Following a sweep of homeless encampments in Waipahu in May that saw the typical return of tents and tarps, 18 agencies last week offered services at Hawaii’s Plantation Village in an effort to get nearby homeless people one step closer to seeking help.
“Realistically, we’re not going to house anybody today,” said Phil Acosta, executive director of the non-profit ALEA Bridge organization that’s working to reduce homelessness. “Just making an initial contact — that would be a win for us.”
The modest goal of Thursday’s effort underscored the ongoing challenge that social service outreach workers, government agencies and non-profit groups face while trying to help Hawaii’s chronically homeless who help drive the largest per capita homeless population in America.
In a January head count of the island’s homeless, the Ewa area that includes Waipahu saw a 14.4 percent increase in its homeless population — to 193 people from 170 people in 2016.
About 40 or so homeless people are believed to live directly around Hawaii’s Plantation Village.

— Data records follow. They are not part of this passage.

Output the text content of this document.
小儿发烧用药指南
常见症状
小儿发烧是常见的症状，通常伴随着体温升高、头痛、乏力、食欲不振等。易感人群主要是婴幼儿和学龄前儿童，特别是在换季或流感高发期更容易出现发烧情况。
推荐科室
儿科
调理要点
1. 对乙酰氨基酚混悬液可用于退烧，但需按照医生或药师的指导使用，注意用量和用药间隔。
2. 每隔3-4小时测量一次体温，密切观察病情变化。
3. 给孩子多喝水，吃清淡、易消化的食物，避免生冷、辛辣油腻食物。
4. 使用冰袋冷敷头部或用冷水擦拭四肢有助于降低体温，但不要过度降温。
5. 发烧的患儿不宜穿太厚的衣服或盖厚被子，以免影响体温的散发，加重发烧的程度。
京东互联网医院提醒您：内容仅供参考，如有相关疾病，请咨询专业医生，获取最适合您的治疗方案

Last week’s efforts by outreach workers attracted 45 people. The homeless were assisted by various groups and organizations, which included the Department of Education, state public health nurses, Legal Aid Society of Hawaii and state and city employment programs.
All of the homeless people there who spoke to the Honolulu Star-Advertiser said they’ve been living off the grid for years, sometimes decades.
“Pretty much, they’re all locals,” said Acosta’s brother, Joe Acosta, director of operations for ALEA Bridge.
There are many others who did not show up and have no intention of seeking help, Phil Acosta said.
“Several are resistant to coming in and engaging us,” he said.
Those who did attend were offered a range of services including free food, clothes, health care, reading glasses, access to government benefits and help acquiring government identification, which is necessary to get a job or housing.
Sai Late, 62, gladly accepted a pair of reading glasses from Project Vision Hawaii workers but said he has no intention of leaving his roving encampment around the re-creation of Hawaii’s plantation era.
Asked where he sleeps, Late pointed to various spots on the outskirts of Hawaii’s Plantation Village and said, “I love this place. I don’t need housing, thank you very much.”
Larry Toro, who’s in charge of ground maintenance for the village, every morning scours the area around the administration building looking for human feces, urine and signs of vandalism.
He alleged that homeless people who live around the 20 replicas of plantation-era buildings regularly steal taro and bananas.
Toro said the weekend before he broke up a fight in front of the administration building that involved an umbrella and a replica pistol that one homeless person threw at another.
“It would be nice if they can get some of these people out of here,” Toro said.
Homeless people regularly use the village’s outdoor water spigots and electrical outlets and sometimes leave them vandalized, said Deanna Espinas, the village’s acting executive director.
After the city swept various encampments around the village in May, Espinas said the homeless occupants came right back and problems have persisted.
Asked how often workers find evidence that homeless people have been on the property, Espinas said, “Every day when we open up.”
Kori Takemoto, 36, has been homeless for eight years and lives in an encampment with her friends at nearby Hans L’Orange Park.
Takemoto arrived at the village on Thursday and saw services she could use: “ID and glasses and we need jobs,” she said.
Eventually, through repeated contacts by social service outreach workers, some of the homeless people who showed up Thursday may one day agree to abandon their encampments and move into housing, said Scott Morishige, the state’s homeless coordinator.
“We’re trying to connect people to services to start the process” of eventually getting into housing, Morishige said. “The main thing is making that initial connection. That’s the first step.”